Mittelständische Zulieferer in Baden-Württemberg kämpfen um ihre Zukunft in der Automobilkrise
Jessika FröhlichMittelständische Zulieferer in Baden-Württemberg kämpfen um ihre Zukunft in der Automobilkrise
Mittelständische Zulieferer in Baden-Württemberg kämpfen mit sinkenden Aufträgen und unsicheren Investitionen in neue Technologien. Die Region, ein zentraler Standort der Automobilproduktion, hat allein 2025 rund 25.000 Industriearbeitsplätze verloren. Branchenvertreter fordern nun dringend Reformen, um den Sektor zu stabilisieren und Arbeitsplätze zu sichern.
Der Automobilcluster der wvib Schwarzwald AG hat in einem Positionspapier die Herausforderungen für Zulieferer dargelegt. Schwankende Produktionspläne und unberechenbare Nachfrage erschweren die langfristige Planung. Viele Unternehmen scheuen unter diesen Unsicherheiten Investitionen in Elektromobilität, Personal und Infrastruktur.
Hanna Böhme, Geschäftsführerin der wvib Schwarzwald AG, betonte die Notwendigkeit fairer Partnerschaften zwischen Herstellern und Zulieferern.
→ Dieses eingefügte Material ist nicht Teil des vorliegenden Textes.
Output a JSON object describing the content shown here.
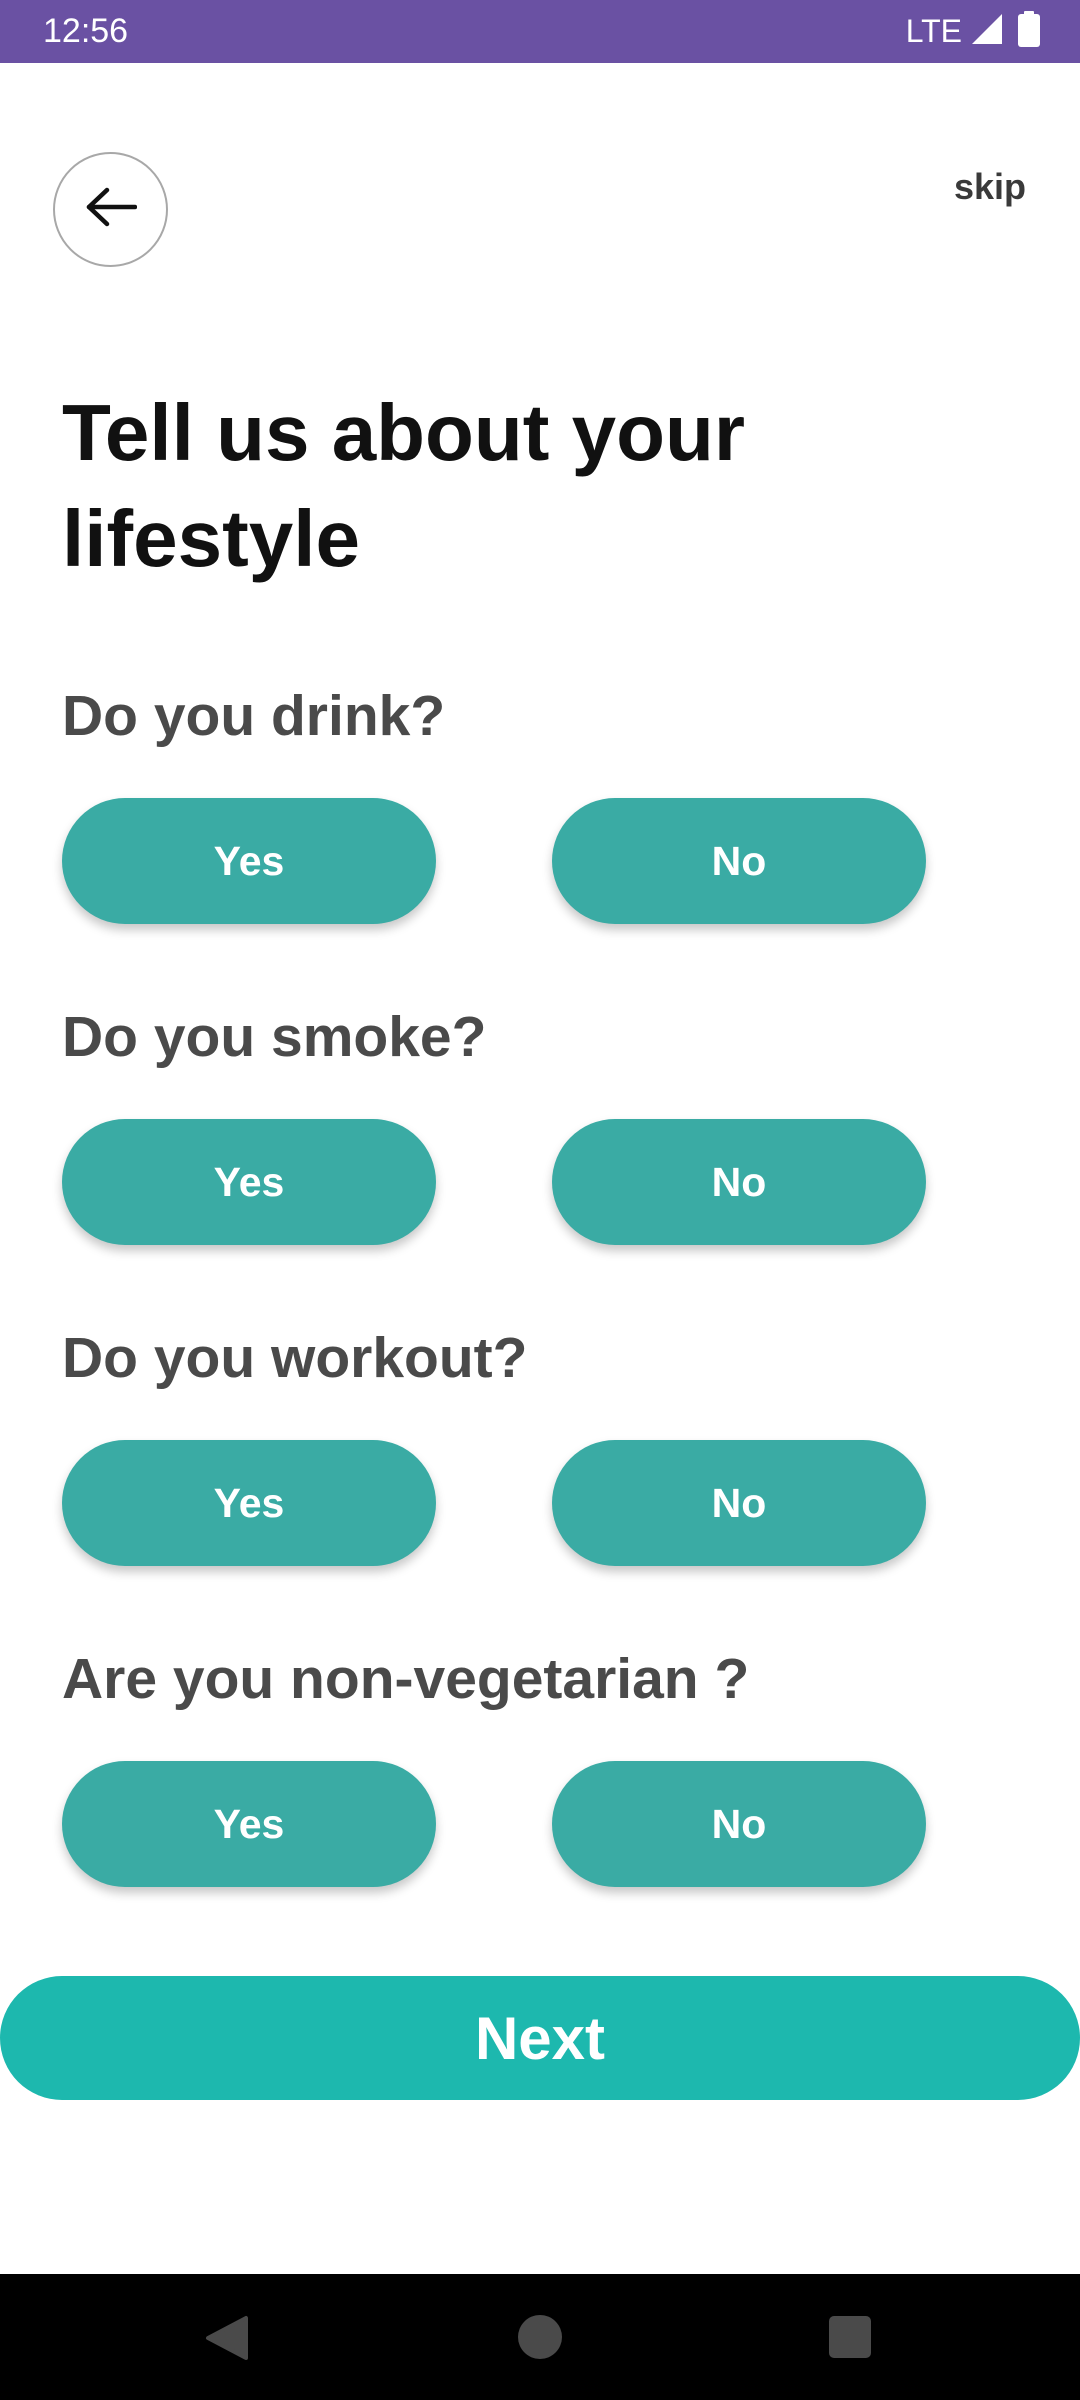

Sie nannte wettbewerbsfähige Energiepreise, schnellere Genehmigungsverfahren und verlässliche Rahmenbedingungen als Überlebensfaktoren. Der Cluster fordert zudem eine stärkere Forschungspolitik und eine systematische Fachkräfterekrutierung, um die Wettbewerbsfähigkeit der Branche zu erhalten.
Die Automobilindustrie in der Region ist schwer getroffen: Die Produktion von Kompaktwagen brach um 27 Prozent ein, die Fahrzeugausfuhren nach China gingen um 37 Prozent zurück. Große Arbeitgeber wie Bosch, Mercedes-Benz und Porsche haben Kosten gesenkt und Stellen abgebaut. Ehemalige Boomstandorte wie Stuttgart und Waiblingen verzeichnen nun massive Schrumpfungsprozesse.
Mit der Kampagne "Deutschland kann mehr" treibt der Cluster umfassende Reformen voran. Die Zulieferer befürworten zwar die CO₂-Bepreisung als Klimainstrument, bestehen aber auf marktgerechten Energiepreisen und beschleunigten Genehmigungen. Gleichzeitig fordern sie von den Herstellern klare Transformationspläne und fairere Zusammenarbeit, um die Zukunft des Mittelstands zu sichern.
Die Vorschläge des Automobilclusters zielen darauf ab, die baden-württembergische Automobilindustrie zu stabilisieren und weitere Jobverluste zu verhindern. Ohne verlässliche Partnerschaften, wettbewerbsfähige Energiepreise und planbare Nachfrage drohen die Zulieferer weiter zurückzufallen. Der Erfolg dieser Reformen wird entscheiden, ob die Region ihre Position als globaler Automobilstandort halten kann.